Happy Birthday! Garden Club of East Hampton Turns 100
In the year 1914, while America was dancing the foxtrot and running to the movies to see Chaplin’s Little Tramp, Mrs. Lorenzo E. Woodhouse founded the Garden Club of East Hampton (GCEH). A hundred years later, the current Garden Club president, Gigi Mahon, acknowledges her predecessor with a series of events celebrating the club’s 100 year anniversary, themed “Mrs. Woodhouse Presents.”
The centerpiece of the festivities will be a flower show at Mulford Farm, which will be open to the public free of charge on July 24, from 3–4:30 p.m. Even non-gardeners will be charmed by the displays of floral design, exhibits on conservation and other educational information, photography and botanical arts. Additionally, there will be an exhibit, “Trees Through Time,” focusing on 100 years of Hamptons trees, along with thoughts for sustainable planting applicable for a large space or a backyard garden. As this is a Garden Club of America event, other Garden Clubs from neighboring regions will be on hand to show off their blooms and exhibits.
“She was formidable,” Mahon says, admiringly, of the indomitable Mrs. Woodhouse. “She was a huge part of the character of East Hampton.” Woodhouse was also the founder of Guild Hall and, along with her stockbroker husband, a generous benefactor to East Hampton. Woodhouse’s own Hamptons home on Huntting Lane no longer exists, but the playhouse she built across the road for her theatrically minded daughter is still standing and has found a new life as a home for the Playhouse Project, a series of master classes in classical music.
As the Garden Club of East Hampton prepares for their July 24 centennial celebration flower show, titled “It’s About Time,” Mahon commented on the inaccurate image of a Garden Club as a group of ladies in fanciful hats having meetings. “So much of the beauty you see is the work of the Garden Club,” Mahon said, referring to the small gardens and benches that year-rounders and visitors enjoy around East Hampton. “We are very involved in environmental issues.” Right now, GCEH interns, East Hampton High School seniors Jacqueline Smuszinski and Andrew Dixon, are involved in an extensive study of Big Reed Pond. The data will be presented to the Third House Nature Center in Montauk.
Mahon reflected on how gardens have changed from Mrs. Woodhouse’s day. “Flowers were more formal, more stylized.” A person of Mrs. Woodhouse’s social stature could have as many as 16 gardeners on staff, maintaining not only outdoor gardens, but all the interior blooms and potted palms that were popular during that era.

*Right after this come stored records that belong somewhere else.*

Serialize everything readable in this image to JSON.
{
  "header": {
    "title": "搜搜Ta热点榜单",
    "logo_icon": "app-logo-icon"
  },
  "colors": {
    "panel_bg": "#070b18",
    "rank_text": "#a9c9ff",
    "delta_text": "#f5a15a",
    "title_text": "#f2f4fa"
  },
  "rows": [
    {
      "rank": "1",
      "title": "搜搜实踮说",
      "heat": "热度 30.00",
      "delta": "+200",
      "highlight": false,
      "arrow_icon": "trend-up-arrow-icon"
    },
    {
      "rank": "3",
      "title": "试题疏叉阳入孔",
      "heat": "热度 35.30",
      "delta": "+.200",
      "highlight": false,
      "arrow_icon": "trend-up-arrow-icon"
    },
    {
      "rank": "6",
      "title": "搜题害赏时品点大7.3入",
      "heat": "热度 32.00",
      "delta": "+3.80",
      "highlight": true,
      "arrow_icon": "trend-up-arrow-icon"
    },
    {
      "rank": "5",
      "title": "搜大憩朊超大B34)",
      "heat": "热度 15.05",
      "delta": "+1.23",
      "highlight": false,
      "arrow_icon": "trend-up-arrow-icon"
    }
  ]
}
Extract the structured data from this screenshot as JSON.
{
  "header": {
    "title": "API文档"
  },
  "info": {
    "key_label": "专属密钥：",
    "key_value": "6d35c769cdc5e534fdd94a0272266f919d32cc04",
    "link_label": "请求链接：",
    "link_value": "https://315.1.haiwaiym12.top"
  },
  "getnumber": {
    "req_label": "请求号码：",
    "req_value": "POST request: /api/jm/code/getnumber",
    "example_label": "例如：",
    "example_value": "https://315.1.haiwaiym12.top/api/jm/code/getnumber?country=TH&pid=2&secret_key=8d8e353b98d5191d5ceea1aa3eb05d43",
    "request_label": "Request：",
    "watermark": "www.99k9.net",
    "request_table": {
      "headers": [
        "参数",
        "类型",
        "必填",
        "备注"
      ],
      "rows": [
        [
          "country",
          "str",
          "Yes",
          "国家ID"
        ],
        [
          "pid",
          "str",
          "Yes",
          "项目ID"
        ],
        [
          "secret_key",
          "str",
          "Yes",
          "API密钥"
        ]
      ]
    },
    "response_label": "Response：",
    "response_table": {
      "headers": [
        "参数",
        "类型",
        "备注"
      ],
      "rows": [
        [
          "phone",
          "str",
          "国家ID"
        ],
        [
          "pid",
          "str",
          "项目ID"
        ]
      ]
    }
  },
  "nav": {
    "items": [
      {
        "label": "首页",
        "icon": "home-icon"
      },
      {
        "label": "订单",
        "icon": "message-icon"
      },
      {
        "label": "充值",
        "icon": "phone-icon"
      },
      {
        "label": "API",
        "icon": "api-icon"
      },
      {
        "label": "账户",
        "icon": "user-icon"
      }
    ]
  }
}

A portrait of Mrs. Woodhouse, painted by Albert Herter, show the lady herself, seated with regal bearing, wearing a champagne-colored dress and pale coral scarf alongside a bouquet of matching zinnias.
Mahon talked about her choice of “Mrs. Woodhouse Presents” as the theme of the centennial celebration. “I’m fascinated by Mrs. Woodhouse,” she admits. Apparently, Mrs. Woodhouse was a dynamo in family matters as well as community philanthropic efforts.
In 1922, The New York Times reported on a lawsuit for alienation of affection directed against Mr. and Mrs. Lorenzo E. Woodhouse by their daughter-in-law, Dorrit Stevens Van Deusen Woodhouse. The plaintiff claimed that her mother-in-law, disapproving of little Dorrit, threw C. Douglas Woodhouse into the amorous path of another lady, one who was presumptively, mother-in-law approved. Dorrit won her suit, and was awarded by a jury the very tidy sum of over $400,000—a previously unheard of award in that day. Even though The Times estimated the Woodhouse’ wealth to be somewhere between $11 and $15 million, losing out so publically to their disgruntled daughter-in-law had to sting.
Regardless of Mrs. Lorenzo E. Woodhouse’s dubious style of mother-in-lawing, there is no doubt that her contributions to East Hampton have been numerous and beneficial to the entire community. Looking back on all that the Garden Club of East Hampton has accomplished, beginning with Mrs. Woodhouse’ tenure, current president Mahon says, “Mrs. W, as I call her, I just adore her.”
As long as she’s not your mother-in-law.